Altre insistono sul “separatismo“ maschile inconsapevole, sulla sopraffazione inconscia, sulla coazione a ripetere, sulla incuria degli organizzatori: vai a sapere. Certo, il fenomeno dell’esclusione femminile ha del paradossale se osserviamo, appunto, che oggi ci sono molte più scienziate, magistrate, avvocate, architette che nel passato. Molte più competenze adesso di venti o trent’anni fa.

Eppure, le donne rischiano di scomparire. Non dietro un velo, un chador, un burqa. Come ordinano Bin Laden, o i tagliagole del nord dell’Afghanistan o la religione sciita o qualche moda occidentale incautamente inspirata alla sharia . Macché. Qui, le donne scompaiono dai luoghi istituzionali, dalle università, dai seminari, dibattiti. Succede dove si agitano piccole e grandi consorterie, dove si addensa un po’ di potere, dove la competizione è forte?

Naturalmente, anche le donne hanno le loro responsabilità.
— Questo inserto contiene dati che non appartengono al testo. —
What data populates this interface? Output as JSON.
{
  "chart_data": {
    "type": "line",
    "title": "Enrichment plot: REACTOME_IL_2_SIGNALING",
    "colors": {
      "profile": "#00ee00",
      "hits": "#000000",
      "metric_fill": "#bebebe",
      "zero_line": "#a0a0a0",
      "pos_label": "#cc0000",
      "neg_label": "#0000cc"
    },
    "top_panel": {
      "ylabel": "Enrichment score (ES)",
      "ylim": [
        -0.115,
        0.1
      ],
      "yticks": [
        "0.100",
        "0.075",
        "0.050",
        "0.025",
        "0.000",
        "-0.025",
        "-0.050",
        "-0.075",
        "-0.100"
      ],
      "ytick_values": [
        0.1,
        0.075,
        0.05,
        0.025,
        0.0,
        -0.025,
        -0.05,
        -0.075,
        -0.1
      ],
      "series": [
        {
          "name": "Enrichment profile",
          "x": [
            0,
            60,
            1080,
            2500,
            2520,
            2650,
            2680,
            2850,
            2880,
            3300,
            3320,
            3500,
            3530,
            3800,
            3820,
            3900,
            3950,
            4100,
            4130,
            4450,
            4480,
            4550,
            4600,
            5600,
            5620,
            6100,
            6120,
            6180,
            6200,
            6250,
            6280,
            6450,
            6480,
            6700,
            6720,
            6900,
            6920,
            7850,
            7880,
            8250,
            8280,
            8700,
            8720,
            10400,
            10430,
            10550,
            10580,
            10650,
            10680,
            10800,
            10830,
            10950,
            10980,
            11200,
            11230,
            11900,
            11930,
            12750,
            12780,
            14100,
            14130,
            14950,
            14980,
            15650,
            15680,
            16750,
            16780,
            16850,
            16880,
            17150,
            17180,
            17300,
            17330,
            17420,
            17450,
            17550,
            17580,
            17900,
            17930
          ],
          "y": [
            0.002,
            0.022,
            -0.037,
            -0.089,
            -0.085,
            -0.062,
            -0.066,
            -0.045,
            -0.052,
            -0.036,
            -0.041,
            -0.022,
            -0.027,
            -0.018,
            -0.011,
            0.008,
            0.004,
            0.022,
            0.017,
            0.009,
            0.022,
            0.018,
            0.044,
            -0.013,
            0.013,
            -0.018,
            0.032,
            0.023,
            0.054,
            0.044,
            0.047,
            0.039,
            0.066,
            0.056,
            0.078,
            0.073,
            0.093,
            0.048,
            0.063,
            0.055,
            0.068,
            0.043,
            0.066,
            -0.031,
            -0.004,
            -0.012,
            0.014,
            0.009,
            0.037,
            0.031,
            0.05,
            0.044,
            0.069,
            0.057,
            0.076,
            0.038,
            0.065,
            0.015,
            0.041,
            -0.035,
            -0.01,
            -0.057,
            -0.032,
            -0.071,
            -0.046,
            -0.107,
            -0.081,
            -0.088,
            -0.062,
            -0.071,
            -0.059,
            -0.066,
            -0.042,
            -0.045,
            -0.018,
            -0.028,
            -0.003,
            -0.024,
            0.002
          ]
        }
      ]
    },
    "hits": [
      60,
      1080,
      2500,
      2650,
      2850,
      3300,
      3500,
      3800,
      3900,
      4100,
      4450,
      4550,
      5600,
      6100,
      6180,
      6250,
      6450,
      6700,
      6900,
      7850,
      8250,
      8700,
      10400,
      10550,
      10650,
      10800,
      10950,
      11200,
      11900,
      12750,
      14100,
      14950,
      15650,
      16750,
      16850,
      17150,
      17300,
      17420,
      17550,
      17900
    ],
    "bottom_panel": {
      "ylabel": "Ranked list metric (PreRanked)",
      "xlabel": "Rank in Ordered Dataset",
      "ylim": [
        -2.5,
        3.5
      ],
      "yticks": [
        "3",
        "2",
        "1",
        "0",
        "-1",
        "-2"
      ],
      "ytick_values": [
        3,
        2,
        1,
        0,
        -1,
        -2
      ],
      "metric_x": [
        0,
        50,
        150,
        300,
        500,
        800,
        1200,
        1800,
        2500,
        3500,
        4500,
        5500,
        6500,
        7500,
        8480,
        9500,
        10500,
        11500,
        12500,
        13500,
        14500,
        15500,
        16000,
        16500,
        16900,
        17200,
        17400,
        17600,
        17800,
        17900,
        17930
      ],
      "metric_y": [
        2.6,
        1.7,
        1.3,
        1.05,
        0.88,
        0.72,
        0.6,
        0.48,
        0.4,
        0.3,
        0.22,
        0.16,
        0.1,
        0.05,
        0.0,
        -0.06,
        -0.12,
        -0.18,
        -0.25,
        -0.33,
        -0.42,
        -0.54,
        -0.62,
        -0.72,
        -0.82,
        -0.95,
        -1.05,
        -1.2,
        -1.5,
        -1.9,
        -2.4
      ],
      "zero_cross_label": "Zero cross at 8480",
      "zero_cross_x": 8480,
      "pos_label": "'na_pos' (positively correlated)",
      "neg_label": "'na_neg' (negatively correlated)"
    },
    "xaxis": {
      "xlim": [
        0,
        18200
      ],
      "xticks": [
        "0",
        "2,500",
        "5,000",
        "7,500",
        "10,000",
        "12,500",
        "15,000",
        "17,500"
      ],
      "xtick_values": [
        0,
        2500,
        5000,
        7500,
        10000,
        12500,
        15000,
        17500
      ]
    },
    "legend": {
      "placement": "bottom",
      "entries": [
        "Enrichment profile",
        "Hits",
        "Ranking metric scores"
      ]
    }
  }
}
Conosco chi ha perso la pazienza. Non mi vuoi? Allora non mi meriti. Altre non intendono partecipare alle sfide tra maschi; altre ancora non hanno interesse a discutere le loro pratiche politiche assieme agli uomini.

Una potrebbe dire: va bene così. Gli uomini con gli uomini; le donne con le donne. Ci si incontra per fare un bambino, per mettere sù famiglia. Magari per il pranzo di Natale. Peccato che in questo modo la realtà non si modifica. Anzi, con l’interdizione di un sesso, senza un tessuto di relazioni, la realtà si impoverisce. E si impoverisce la cultura, il linguaggio. La politica. Che cos’è, d’altronde, se non una prova di questo impoverimento la follia di una legge orrenda come quella sulla procreazione assistita?

A Bologna il tentativo è stato, intanto, di ricominciare a nominare gli ostacoli. Provare a fare rete tra pratiche politiche. Mettere in campo i saperi. Ci sono stati contributi, tra le altre, di Maria Luisa Boccia, Gabriella Bonacchi, Caterina Botti, Maria Grazia Campari, Elena Del Grosso, Maddalena Gasparini, Marina Graziosi, Paola Melchiori, Lea Melandri, Grazia Negrin, Antonella Picchio, Tamar Pitch, Monica Toraldo di Francia, Monica Soldano, Anna Rollier, Ines Valanzuolo, Milli Virgilio, Grazia Zuffa,

Forse ci saranno altri incontri. Eventualmente, una pubblicazione-galateo sui cattivi e (ci auguriamo) sui buoni rapporti tra uomini e donne.